The MARCH X exoskeleton is assembled and training has started!
On the 19th of March, 2025, we presented the design of our exoskeleton, announced our team goal and highlighted the innovations made this year!
After the Design Presentation, we assembled our exoskeleton and started training for the Reveal with our pilot Daan.
Join us at our Exoskeleton Reveal on the 17th of July in Tivoli Vredenburg to see our design in action, in real life!
Team Goal
Project MARCH X will build an exoskeleton that enables the pilot to attend a standing concert by standing self-balanced while resisting external disturbances, and by walking more naturally to decrease physical effort by the end of July 2025.
Coupled Linears
For our goal of withstanding side disturbances, we need the exoskeleton to actively counteract the force to remain balanced.
To achieve this, we are introducing an additional linear joint at the ankle. But since space around the ankle is very limited, we had to come up with a compact yet efficient design. So, rather than just adding another linear to the ankle assembly we decided to create two linear joints that work together in a coordinated way, placed on the side of the foot.
With the two motorized linear joints at the ankle, we are now able to actively counteract forces from the disturbances, enhancing stability and control.
Model Predictive Control
This year we are deploying a Model Predictive Control algorithm on our exoskeleton. This algorithm enables our exoskeleton to anticipate movements and react in real time.
Design
Motor controllers (MDrives)
To actually move the exoskeleton, the computer sends precise motor commands to our custom made motor controller: the MDrive!
Our MDrives drive the motors and assure that the joints move exactly as instructed by the computer. The speed and complexity required for our balancing goal, not only asks more from our computer, but also from our MDrives.
For this reason we have upgraded to a larger and more powerful microcontroller chip.
Inertial Measurement Unit (IMU)
This year we are introducing a sensor on the MDrive: an inertial measurement unit, or IMU for short.

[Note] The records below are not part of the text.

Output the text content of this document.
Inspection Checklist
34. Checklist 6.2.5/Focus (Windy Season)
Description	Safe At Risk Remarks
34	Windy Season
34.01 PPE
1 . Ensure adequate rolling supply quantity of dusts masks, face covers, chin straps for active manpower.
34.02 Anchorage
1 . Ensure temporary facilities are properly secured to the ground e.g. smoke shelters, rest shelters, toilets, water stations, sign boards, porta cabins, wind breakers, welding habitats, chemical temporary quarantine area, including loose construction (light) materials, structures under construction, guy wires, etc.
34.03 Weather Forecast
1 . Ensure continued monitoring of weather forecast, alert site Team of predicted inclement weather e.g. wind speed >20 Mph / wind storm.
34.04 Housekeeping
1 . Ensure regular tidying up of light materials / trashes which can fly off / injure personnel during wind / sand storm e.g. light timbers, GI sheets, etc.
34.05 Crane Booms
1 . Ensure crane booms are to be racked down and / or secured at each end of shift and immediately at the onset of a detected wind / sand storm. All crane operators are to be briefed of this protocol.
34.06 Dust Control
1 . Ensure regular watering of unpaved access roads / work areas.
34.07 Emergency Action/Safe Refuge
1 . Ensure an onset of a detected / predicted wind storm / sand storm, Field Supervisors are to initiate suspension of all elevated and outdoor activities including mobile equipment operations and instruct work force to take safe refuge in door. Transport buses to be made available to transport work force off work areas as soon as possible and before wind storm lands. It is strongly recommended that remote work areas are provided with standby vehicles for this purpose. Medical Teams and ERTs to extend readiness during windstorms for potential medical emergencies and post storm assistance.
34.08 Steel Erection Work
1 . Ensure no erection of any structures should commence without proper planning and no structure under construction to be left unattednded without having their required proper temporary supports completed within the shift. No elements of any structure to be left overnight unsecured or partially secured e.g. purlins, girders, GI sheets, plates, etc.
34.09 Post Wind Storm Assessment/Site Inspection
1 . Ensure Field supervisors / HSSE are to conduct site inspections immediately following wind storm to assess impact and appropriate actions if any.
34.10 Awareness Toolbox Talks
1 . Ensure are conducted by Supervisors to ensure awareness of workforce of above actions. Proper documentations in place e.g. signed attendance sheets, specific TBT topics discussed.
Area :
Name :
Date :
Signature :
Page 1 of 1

The IMU, determines rotation and acceleration in 3 dimensions These IMU’s are positioned on every MDrive, and the MDrives are positioned all throughout the exoskeleton. This means that we can determine the orientation and acceleration of different segments in the exoskeleton at 5 different locations; two in each leg and one in the backpack.
This brings us actually to a total of 45 sensors throughout the exoskeleton!
Redesigned pressure soles
This year marks the return of the pressure soles, because they are essential for our balancing goal. This year, we have completely redesigned the pressure soles. We are now making use of 4 load-cells per foot.
Each load-cell is their own force sensor used to determine the exerted force by the exoskeleton on the ground. With 4 load-cells per foot, we can precisely determine the so-called Centre of Pressure of the exoskeleton. The Centre of Pressure can be seen as the average location of all of the forces exerted on the ground or as a balance point.
Input Device
Through our own custom made input device, Daan can intuitively select what he wants the exoskeleton to do.
This input device, which can be placed on the crutches, consists of multiple buttons that allows Daan to choose between different movements of the exoskeleton.
With just a press of a button, the pilot’s intentions are registered. Daan gets confirmation of his choice with visual and haptic feedback from the controller.
Depth cameras?
Torque control
To ensure precise control and stability, we also need sensors to provide continuous feedback.
In our exoskeleton, we are recreating this feedback system, with a new custom designed torque sensor. This sensor will be integrated in the rotational joint. This joint replicates the flexion and extension of the knee and hip.
Just as muscle spindles detect external forces and trigger a response, the torque sensor measures forces within the joint. These signals are then sent to the computer, which then adjust the motor of the rotational joint to keep the exoskeleton balanced.
By continuously sensing and reacting to these forces, the exoskeleton can maintain stability and enhance safety.